First, you need to understand that what you're talking about is called a LIMIT. We can't actually multiply x times itself an infinite number of times, because there isn't enough time in the universe to do that!

What we can say is that we're going to multiply x by itself n times, and n is a really really big number. In fact, we say that n is "approaching infinity."

Now, some things have limits, and some things don't. For example, consider this:

1/2 x 1/2 x 1/2 x ...

If we multiply 1/2 times itself a billion times, we get something really close to 0, and if we multiply it a billion and one times, we get something that's even closer to zero! And if we keep multiplying, we get closer and closer to 0. So we say the LIMIT is 0, or that it converges to zero.

On the other hand, consider this:

2 x 2 x 2 x 2 x ...

If we multiply 2 times itself a billion times, we get an astronomically huge number. But if we multiply it a billion and one times, we aren't getting closer to any particular number, we're just getting even more astronomically huge. So this doesn't really have a limit. We say it diverges.

So, I think the important thing you're missing here is that x * x * x * x ... is only convergent for certain values. it converges if x is between 0 and 1 (inclusive). Otherwise it is divergent. (It's divergent for x < 0 because the product keeps flopping back and forth between negative and positive each time you multiply, so it never settles in on any one value. It's divergent for x > 1 because the product explodes to astronomically large values).

And if it's DIVERGENT, then you aren't allowed to do your cute little substitution. However, if the expression does converge (x is between 0 and 1) then your substitution is a useful way of looking at it. (There are more precise ways of looking at it, that you'll learn someday when you take a calculus class, but this will be sufficient for now).

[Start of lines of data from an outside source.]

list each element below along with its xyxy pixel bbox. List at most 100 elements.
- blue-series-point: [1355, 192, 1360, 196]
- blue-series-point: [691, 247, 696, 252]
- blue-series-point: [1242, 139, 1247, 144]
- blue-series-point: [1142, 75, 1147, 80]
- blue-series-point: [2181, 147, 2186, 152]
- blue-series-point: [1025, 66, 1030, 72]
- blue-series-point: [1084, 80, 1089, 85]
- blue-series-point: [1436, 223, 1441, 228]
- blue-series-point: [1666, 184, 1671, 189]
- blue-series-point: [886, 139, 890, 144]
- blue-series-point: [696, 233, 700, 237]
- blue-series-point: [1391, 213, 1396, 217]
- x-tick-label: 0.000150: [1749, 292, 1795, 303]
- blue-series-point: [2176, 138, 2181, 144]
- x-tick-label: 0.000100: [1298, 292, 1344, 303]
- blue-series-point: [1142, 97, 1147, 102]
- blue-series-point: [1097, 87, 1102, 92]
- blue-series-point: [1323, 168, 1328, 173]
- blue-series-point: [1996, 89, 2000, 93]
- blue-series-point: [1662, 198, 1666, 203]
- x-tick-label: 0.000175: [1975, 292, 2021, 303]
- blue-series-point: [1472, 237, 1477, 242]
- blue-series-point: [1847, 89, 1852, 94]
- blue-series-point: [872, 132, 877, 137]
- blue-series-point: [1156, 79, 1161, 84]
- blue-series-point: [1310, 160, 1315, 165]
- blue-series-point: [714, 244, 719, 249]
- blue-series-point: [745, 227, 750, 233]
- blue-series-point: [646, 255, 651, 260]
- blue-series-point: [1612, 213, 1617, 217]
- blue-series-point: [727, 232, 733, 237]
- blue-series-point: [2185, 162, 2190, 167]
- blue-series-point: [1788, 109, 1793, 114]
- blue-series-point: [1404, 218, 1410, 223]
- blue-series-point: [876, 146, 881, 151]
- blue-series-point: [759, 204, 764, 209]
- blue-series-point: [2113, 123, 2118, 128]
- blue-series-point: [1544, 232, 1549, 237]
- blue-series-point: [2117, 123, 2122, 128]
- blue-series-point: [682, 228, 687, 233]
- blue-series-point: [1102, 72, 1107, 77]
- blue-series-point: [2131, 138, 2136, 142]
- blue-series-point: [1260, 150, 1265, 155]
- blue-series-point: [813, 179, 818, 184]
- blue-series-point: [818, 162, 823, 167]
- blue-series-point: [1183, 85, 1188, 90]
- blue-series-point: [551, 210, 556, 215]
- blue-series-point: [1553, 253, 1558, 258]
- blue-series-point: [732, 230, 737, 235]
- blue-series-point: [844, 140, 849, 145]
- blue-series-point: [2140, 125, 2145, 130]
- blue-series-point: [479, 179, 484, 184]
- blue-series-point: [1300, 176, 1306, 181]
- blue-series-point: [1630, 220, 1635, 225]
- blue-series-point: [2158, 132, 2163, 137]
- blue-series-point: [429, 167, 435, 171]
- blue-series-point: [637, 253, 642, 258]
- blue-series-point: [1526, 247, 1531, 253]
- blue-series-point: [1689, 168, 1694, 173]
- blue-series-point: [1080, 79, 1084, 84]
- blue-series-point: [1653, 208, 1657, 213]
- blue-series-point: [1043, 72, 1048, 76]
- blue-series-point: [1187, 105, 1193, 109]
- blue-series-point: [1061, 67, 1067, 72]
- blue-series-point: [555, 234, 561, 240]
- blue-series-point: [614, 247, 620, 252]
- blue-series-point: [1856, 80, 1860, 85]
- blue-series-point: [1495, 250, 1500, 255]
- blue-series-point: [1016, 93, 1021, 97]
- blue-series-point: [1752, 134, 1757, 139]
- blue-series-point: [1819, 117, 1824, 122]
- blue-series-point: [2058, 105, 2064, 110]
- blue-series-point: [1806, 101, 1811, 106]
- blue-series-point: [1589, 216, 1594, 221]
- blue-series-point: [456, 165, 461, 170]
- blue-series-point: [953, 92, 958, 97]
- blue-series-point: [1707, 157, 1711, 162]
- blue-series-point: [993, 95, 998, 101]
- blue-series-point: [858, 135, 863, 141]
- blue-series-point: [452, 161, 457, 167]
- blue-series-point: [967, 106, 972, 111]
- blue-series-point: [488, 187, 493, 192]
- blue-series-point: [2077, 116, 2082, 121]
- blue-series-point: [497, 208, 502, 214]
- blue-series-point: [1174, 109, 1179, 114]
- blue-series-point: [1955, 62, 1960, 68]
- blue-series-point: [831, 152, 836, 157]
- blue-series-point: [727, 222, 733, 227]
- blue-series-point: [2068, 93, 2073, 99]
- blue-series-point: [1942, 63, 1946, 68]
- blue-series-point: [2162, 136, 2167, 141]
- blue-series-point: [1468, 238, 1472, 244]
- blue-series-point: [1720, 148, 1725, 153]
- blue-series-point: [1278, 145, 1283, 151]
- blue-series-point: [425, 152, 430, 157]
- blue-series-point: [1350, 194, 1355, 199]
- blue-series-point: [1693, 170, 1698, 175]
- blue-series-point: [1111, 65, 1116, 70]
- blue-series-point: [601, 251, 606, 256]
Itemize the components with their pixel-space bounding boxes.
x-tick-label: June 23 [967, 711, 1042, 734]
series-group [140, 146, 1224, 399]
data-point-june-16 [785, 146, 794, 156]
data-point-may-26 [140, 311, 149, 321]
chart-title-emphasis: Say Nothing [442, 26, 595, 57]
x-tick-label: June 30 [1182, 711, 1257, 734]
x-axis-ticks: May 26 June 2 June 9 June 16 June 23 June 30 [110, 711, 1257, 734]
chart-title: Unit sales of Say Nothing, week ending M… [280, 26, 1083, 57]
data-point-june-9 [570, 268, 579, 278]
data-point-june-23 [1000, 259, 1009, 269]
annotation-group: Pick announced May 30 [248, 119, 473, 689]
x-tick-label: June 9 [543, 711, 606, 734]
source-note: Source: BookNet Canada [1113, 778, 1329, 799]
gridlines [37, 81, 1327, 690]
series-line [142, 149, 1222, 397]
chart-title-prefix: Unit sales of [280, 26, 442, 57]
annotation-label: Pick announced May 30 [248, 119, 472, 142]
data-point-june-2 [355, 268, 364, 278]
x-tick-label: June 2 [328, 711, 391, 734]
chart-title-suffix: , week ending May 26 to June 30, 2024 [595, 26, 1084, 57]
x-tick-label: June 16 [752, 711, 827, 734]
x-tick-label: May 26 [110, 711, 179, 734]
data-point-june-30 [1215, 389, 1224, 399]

Here's why your substitution won't work in all cases:

The original equation is: y = x^{n}, where n is approaching infinity.

Rewrite it slightly: y = x * x^{n - 1}

x^{n - 1} is the part you want to replace with y.

You see, what you're really doing when you substitute is, you've assumed that "the limit as n approaches infinity of x^{n - 1}" is the same as "the limit as n approaches infinity of x^{n}". But this is only true if x^{n}*has *a limit! When x^{n} has a limit, then you can do your substitution:

y =xy.

y - xy = 0

y( 1 - x) = 0

y = 0 or x = 1

And this is actually the correct result, for the situation when x^{n} has a limit. Because if x^{n} has a limit, x must be between 0 and 1. If x is any number LESS than 1, then when you multiply it by itself a billion times, you get something really close to zero. We say that its limit is 0. And if x = 1, then y = 1 as well, both of which fit your solution.

The entire study of limits is much more complex than I've made it seem here; I've done my best to keep the math and the terminology fairly simple (hopefully I've succeeded in that!). When you get into a Calculus or Pre-Calculus class, you'll find that there's a lot more to it, but hopefully that'll at least whet your appetite for more!